At Hadean we have explored the role a multi-agent systems simulation of COVID-19 might be able to play in modelling the risk of infection and transmission across the UK. Over the course of three days we’ve designed an initial simulation involving 100,000 entities, although it could be scaled to the entire population if required.
Currently we don’t know the R0 number for COVID-19, and in the context of a complex, large-scale simulation, small errors become dramatically magnified. If one part of the framework is misjudged or data is input incorrectly, the repercussions can be significant – especially if decisions are made based upon the inaccurate output. Indeed, as it stands data sources for such a model are diverse and create a complex contagion model, including virus genomes, crowd sourced data and social data.

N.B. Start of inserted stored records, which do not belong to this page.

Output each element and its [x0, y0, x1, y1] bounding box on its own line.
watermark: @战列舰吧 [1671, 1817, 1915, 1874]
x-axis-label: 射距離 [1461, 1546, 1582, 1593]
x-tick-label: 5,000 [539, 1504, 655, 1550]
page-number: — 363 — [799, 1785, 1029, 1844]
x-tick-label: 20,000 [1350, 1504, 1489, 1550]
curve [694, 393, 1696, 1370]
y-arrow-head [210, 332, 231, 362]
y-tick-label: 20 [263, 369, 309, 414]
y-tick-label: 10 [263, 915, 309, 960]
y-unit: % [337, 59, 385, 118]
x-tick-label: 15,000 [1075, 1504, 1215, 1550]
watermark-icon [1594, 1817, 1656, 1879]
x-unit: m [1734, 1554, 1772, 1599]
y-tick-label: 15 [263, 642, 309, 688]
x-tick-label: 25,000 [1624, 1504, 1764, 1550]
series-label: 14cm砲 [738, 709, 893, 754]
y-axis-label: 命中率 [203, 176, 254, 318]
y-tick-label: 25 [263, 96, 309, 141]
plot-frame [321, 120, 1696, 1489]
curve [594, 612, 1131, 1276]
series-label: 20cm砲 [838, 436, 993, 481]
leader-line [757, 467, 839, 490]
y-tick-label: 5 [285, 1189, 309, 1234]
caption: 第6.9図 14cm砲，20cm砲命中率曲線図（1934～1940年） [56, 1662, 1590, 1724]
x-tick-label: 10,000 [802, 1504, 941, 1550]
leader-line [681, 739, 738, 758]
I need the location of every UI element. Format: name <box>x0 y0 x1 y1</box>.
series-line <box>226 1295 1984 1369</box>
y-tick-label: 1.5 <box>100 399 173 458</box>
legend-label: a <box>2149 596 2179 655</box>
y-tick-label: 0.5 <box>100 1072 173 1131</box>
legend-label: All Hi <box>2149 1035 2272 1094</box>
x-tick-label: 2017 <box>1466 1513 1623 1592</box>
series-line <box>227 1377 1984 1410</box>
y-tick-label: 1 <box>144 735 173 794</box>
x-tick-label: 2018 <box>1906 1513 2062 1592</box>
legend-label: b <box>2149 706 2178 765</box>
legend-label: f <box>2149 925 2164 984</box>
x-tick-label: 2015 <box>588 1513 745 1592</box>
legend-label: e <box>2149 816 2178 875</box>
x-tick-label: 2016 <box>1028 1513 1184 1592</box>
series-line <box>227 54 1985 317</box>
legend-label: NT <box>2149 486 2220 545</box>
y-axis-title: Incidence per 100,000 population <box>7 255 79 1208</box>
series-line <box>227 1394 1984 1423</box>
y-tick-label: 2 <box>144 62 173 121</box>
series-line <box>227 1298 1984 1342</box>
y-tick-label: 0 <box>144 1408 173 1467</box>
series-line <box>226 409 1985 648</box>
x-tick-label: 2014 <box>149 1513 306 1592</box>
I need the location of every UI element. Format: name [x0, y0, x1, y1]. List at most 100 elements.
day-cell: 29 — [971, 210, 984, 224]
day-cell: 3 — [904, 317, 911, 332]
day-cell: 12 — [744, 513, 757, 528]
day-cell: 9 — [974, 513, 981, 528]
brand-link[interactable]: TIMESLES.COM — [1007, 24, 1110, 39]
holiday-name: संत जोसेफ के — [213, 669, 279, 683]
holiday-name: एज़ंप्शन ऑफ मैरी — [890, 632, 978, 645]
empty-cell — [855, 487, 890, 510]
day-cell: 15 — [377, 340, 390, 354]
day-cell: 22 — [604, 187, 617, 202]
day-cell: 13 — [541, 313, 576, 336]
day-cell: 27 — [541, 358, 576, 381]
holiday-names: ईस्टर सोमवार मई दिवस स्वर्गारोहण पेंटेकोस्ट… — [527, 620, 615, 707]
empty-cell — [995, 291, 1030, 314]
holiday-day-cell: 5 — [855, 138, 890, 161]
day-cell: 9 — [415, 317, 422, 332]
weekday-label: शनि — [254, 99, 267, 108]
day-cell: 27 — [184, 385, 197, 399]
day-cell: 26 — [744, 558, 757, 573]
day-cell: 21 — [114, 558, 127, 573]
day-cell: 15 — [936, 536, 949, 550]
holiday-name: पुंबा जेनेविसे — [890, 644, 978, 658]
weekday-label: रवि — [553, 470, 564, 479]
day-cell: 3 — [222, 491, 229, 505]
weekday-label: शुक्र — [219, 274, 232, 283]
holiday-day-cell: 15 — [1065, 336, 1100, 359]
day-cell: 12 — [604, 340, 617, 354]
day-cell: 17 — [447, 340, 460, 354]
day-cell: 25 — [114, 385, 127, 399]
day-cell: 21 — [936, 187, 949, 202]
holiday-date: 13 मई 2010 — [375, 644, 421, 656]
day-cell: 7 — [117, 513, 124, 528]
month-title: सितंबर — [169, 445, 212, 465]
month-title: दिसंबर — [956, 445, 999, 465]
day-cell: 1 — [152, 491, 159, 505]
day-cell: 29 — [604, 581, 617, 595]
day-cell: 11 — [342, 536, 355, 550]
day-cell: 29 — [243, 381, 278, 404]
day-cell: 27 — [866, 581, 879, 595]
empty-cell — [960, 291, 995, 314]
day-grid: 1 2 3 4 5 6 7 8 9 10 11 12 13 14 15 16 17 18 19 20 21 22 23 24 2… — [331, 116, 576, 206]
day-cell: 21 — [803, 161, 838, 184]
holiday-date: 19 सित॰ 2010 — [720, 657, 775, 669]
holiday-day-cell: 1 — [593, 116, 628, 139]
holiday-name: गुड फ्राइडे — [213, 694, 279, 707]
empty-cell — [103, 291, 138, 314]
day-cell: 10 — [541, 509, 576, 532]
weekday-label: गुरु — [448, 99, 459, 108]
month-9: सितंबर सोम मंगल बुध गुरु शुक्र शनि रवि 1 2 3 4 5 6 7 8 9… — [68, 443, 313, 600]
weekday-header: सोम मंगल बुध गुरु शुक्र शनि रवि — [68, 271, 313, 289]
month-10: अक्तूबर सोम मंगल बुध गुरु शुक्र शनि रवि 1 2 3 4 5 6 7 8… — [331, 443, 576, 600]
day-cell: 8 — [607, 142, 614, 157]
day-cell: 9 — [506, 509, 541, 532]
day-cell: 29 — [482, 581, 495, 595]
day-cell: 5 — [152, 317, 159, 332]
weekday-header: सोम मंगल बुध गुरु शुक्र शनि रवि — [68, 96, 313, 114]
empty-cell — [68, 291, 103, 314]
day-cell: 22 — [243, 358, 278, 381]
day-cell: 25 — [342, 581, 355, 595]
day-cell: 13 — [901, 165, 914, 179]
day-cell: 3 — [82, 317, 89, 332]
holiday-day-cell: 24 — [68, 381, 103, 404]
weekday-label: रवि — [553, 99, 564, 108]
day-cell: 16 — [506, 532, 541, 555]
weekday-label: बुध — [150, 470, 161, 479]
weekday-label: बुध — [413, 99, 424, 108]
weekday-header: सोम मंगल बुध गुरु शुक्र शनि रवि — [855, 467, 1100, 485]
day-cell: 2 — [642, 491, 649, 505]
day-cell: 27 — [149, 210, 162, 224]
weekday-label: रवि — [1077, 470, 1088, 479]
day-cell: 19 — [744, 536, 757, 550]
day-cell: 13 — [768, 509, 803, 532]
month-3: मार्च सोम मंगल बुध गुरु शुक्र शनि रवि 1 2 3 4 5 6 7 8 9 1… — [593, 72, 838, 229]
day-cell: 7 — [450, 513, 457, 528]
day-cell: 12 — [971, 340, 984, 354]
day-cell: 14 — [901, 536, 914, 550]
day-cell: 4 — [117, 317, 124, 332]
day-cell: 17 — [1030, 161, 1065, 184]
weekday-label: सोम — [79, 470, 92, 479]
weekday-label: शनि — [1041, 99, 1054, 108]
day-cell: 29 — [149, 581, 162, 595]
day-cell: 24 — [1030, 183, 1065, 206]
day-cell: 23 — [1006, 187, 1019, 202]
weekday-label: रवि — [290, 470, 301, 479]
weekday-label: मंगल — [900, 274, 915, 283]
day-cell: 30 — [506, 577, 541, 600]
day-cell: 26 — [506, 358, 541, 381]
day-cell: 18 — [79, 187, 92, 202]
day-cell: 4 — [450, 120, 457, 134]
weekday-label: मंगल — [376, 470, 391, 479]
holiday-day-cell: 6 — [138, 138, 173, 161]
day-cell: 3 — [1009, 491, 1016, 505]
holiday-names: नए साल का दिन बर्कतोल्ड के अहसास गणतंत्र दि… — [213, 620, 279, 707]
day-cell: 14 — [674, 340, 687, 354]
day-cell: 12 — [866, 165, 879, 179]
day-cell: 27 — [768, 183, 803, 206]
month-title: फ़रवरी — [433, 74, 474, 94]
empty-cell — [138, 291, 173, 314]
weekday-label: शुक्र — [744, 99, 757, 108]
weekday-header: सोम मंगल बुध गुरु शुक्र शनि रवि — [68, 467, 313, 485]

One way around this is to create models which don’t rely on these inputs. The Aether Engine simulation instead focussed on movement patterns to try and isolate specific scenarios. Focussing on two different hubs – Liverpool and London – the simulation shows how the pathogen might spread from different locations along the UK road network. It simulates in super-real-time and can be quickly re-run as new data becomes available.
Multi-Agent Spatial Simulation [MAS] can be used to increase the flexibility of contagion models and is a better way of modelling geographic data than network theory approaches. The initial demo can be scaled upwards by continuing to add layer-upon-layer of additional input data, from transport infrastructure to further sociodemographic information. Without using such a model it becomes difficult for governments to plan and effectively distribute the resources that guide public health efforts and curb the infection.
Contagion modelling has been a theoretically interesting but practically limited area which makes it difficult for organisations to implement appropriate measures in time. However, it’s becoming easier to harness the increased data and computational power we can build out accurate, scalable models.
The multi-agent spatial method provides an intuitive geographic representation and provides insight into what might be achieved. There are also a number of other projects currently being worked on for contagion models using artificial intelligence and machine learning techniques, including those being run by BlueDot, Flowminder, and Metabiota.